Troubled Sipp provider Carey Pensions has put itself up for a sale as it has swung to a loss for the second year in a row.
In company accounts released last week Carey Pensions announced it will be put on the market after a deal is agreed for its corporate pension business.
‘Carey Corporate Pensions UK, another member of the group is currently in negotiations to be sold to a third party. Once this sale has been completed it is management’s intentions to also sell the company in the near future,’ the results document said.
Carey Pensions’ chief executive Christine Hallett told New Model Adviser® the firm has been approached by firms interested in buying the Sipp business but that it will also consider other options such as a management buy out (MBO).

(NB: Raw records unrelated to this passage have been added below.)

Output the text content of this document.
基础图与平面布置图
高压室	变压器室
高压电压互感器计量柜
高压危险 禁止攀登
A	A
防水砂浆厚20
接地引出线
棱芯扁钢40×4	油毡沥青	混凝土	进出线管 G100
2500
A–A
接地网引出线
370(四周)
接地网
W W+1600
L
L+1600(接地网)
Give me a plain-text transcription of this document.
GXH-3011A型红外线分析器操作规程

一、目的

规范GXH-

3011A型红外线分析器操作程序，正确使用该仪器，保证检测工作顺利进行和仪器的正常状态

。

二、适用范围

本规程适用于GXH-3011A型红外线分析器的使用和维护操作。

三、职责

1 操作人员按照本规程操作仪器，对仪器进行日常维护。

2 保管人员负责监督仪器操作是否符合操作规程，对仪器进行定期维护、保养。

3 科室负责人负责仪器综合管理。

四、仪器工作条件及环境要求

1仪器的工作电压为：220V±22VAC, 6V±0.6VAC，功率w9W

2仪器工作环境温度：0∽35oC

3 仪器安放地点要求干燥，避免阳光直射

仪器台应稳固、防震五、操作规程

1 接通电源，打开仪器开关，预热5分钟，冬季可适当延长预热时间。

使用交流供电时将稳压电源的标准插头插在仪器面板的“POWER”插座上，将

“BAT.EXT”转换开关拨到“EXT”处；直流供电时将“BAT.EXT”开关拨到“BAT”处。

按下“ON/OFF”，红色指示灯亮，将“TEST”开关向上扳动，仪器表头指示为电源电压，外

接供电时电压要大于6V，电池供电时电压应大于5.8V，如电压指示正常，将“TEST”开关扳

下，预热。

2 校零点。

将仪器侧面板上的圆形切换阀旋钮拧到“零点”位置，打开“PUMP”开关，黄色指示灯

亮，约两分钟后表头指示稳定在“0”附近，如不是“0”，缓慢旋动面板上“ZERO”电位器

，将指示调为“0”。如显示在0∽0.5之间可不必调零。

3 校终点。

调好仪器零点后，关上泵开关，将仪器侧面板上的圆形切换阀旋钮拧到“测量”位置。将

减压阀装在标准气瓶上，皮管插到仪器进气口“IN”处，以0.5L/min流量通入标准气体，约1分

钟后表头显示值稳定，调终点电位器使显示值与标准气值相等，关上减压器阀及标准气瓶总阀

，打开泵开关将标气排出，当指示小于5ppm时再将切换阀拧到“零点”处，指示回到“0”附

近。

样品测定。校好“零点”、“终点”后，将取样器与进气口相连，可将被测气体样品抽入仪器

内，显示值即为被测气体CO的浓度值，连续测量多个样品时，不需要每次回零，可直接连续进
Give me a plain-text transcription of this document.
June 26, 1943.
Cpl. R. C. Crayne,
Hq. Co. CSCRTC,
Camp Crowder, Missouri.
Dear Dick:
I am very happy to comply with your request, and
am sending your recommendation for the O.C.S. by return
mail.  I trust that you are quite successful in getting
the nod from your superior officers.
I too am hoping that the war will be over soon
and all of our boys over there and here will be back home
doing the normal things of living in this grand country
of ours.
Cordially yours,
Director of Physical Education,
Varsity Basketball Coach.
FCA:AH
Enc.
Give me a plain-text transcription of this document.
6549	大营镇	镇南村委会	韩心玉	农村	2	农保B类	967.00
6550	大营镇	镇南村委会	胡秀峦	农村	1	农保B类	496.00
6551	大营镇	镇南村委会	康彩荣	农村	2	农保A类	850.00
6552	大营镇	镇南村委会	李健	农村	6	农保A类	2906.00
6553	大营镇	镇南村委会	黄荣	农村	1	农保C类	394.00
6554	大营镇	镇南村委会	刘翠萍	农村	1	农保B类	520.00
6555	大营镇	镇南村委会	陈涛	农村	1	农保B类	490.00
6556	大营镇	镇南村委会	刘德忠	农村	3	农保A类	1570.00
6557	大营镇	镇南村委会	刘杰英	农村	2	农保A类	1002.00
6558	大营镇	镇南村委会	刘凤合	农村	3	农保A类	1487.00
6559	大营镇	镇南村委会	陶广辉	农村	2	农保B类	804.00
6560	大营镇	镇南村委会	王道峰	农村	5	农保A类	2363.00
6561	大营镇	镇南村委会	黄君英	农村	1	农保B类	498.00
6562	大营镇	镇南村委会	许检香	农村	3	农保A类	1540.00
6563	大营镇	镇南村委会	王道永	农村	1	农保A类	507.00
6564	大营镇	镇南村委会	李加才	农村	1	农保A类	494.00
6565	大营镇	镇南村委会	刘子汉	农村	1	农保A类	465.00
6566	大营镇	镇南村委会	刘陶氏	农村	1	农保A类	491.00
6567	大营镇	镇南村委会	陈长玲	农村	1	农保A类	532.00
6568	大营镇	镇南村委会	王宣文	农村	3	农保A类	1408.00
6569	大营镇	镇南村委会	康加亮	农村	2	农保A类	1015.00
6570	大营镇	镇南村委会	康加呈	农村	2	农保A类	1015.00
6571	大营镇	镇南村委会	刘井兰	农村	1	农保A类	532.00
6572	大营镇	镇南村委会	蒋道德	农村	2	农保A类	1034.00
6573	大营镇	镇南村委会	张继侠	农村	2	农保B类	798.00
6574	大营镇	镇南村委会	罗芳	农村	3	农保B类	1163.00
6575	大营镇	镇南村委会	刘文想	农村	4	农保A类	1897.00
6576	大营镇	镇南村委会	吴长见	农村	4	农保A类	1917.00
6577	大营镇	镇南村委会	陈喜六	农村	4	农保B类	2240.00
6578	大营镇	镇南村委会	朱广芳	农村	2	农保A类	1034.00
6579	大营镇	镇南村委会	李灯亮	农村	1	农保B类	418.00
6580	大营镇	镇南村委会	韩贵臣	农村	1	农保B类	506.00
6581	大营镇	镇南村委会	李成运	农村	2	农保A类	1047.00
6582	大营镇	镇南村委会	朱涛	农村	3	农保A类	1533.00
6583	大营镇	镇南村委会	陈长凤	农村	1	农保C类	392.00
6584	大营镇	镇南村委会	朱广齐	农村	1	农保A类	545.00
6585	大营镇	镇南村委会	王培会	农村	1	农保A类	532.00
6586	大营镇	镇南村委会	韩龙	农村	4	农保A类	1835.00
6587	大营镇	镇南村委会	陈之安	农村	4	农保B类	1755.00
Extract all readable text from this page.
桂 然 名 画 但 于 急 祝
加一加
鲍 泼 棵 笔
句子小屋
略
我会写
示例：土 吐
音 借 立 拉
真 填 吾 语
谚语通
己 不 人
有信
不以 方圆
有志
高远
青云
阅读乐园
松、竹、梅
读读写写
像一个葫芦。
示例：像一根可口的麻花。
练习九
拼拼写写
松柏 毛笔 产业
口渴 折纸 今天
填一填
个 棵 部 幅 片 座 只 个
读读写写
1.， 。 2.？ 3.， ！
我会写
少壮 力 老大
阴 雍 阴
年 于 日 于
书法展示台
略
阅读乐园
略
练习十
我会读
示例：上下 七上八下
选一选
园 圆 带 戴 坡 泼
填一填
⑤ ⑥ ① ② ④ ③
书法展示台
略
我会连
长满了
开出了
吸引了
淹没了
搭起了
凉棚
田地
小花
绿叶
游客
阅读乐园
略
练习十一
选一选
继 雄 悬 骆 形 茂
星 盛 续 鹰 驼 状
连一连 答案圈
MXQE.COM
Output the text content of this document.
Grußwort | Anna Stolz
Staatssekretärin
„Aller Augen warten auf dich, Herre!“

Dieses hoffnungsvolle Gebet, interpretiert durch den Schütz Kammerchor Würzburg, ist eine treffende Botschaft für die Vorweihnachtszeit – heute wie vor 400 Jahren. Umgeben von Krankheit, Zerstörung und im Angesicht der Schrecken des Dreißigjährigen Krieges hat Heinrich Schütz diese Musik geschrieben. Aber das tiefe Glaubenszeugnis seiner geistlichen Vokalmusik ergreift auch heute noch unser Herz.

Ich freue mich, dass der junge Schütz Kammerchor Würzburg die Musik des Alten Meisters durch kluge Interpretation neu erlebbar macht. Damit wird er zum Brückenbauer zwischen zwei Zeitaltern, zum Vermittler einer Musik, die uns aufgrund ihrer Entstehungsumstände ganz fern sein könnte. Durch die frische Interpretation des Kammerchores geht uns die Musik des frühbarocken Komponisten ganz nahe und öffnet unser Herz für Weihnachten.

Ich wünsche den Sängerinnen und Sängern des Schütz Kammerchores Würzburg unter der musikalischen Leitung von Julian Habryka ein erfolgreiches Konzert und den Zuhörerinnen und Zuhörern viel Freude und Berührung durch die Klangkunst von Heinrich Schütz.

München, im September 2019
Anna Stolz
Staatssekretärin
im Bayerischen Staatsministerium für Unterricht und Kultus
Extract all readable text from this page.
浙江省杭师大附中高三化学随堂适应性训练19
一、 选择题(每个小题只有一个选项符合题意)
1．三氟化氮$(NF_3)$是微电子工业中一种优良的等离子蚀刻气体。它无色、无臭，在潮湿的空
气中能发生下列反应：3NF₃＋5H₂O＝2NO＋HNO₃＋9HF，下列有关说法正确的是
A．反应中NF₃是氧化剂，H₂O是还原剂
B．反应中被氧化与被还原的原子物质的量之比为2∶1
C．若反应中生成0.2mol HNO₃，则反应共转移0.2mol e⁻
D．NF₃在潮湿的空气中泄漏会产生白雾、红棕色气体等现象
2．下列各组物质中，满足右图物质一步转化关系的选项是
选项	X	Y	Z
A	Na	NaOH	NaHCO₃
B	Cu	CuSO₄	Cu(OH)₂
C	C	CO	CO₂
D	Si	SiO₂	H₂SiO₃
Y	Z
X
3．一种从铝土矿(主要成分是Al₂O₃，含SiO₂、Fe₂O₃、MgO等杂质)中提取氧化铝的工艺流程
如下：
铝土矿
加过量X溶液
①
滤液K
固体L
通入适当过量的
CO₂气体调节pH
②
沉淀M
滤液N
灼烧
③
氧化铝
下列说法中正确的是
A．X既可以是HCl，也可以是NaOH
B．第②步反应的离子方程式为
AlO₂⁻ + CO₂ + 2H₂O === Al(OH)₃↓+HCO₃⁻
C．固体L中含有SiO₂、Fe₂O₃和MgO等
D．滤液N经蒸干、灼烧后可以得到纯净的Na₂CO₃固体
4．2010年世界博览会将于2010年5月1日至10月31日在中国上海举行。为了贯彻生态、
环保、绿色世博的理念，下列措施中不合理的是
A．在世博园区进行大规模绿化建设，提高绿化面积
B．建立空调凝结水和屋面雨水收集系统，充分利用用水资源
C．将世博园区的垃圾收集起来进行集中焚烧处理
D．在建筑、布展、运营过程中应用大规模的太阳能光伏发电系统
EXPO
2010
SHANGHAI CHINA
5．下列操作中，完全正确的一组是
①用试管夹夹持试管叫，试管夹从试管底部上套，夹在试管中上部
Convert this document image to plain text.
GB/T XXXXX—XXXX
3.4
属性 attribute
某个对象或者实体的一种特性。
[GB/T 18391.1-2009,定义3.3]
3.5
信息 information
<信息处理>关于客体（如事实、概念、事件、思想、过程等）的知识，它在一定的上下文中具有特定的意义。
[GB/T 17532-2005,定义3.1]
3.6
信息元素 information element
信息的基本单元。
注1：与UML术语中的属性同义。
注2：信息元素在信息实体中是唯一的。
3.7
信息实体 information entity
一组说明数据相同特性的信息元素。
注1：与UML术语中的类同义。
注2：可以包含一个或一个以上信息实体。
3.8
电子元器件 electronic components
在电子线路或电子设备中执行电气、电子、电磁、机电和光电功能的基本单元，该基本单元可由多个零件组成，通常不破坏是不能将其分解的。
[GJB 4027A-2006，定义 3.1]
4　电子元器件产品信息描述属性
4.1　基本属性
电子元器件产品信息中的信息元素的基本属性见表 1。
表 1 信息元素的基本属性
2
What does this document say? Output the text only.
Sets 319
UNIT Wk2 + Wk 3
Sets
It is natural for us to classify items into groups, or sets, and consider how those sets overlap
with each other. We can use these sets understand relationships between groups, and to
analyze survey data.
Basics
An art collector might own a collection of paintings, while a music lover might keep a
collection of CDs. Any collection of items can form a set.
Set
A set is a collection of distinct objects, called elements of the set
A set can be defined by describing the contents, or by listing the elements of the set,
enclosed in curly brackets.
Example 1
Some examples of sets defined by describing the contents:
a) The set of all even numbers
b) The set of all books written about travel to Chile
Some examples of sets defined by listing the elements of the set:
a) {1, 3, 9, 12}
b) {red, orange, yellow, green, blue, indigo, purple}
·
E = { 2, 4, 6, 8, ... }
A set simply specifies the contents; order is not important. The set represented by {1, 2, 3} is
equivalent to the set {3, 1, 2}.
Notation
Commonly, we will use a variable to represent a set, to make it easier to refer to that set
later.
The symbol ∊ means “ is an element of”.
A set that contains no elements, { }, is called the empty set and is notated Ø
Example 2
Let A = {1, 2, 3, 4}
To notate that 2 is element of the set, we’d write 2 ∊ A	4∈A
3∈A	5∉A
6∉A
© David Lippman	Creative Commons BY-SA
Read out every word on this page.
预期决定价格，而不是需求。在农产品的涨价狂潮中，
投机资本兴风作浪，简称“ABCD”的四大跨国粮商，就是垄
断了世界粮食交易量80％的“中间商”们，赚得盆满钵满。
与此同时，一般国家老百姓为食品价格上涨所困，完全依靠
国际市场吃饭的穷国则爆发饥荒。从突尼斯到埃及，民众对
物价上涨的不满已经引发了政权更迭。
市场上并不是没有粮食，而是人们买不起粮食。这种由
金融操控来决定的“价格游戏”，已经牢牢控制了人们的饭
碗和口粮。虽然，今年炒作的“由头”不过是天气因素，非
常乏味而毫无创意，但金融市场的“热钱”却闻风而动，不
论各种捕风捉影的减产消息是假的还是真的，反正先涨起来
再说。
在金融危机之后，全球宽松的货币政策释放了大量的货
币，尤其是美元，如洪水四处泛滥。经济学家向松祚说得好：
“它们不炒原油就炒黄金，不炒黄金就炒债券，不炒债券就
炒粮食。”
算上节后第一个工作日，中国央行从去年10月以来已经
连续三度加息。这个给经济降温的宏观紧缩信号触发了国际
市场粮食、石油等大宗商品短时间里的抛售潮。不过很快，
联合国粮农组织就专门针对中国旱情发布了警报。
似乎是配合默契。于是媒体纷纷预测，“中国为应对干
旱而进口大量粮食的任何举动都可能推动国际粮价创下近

‘Our core business remains strong and robust we are committed in providing an excellent service to all our clients. We continue to be approached and we will consider options that might be right for our business which we will continue to do. Our management team are strong and will consider an MBO to ensure the independent Sipp companies remain in the marketplace.
‘We have no fear for the future it looks bright from where we stand,’ she said.
The Sipp provider was the subject of a landmark legal battle in March over unregulated investments it accepted. The judgement for that legal case at the High Court, which could have far-reaching effects on the rest of the Sipp market, is yet to be published.
The accounts also revealed Carey Pensions reported a loss of £215,226 in 2017, up from £153,784 the year before, which it attributed in part to legal costs.
‘These losses have arisen as a result of a number of complaints and legal cases relating to some historic business which is now being run down,’ the results said.
The accounts also showed how in 2015 seven storage pods were transferred to the Sipp provider ‘as part of a claim settlement’.
When asked why these investments were transferred, Carey Pensions was unavailable for comment.
Carey Pensions wrote to some members in February saying their Sipps are being moved to a ‘distressed’ book of business which would include ‘members with illiquid non-standard assets', as New Model Adviser® reported earlier this year.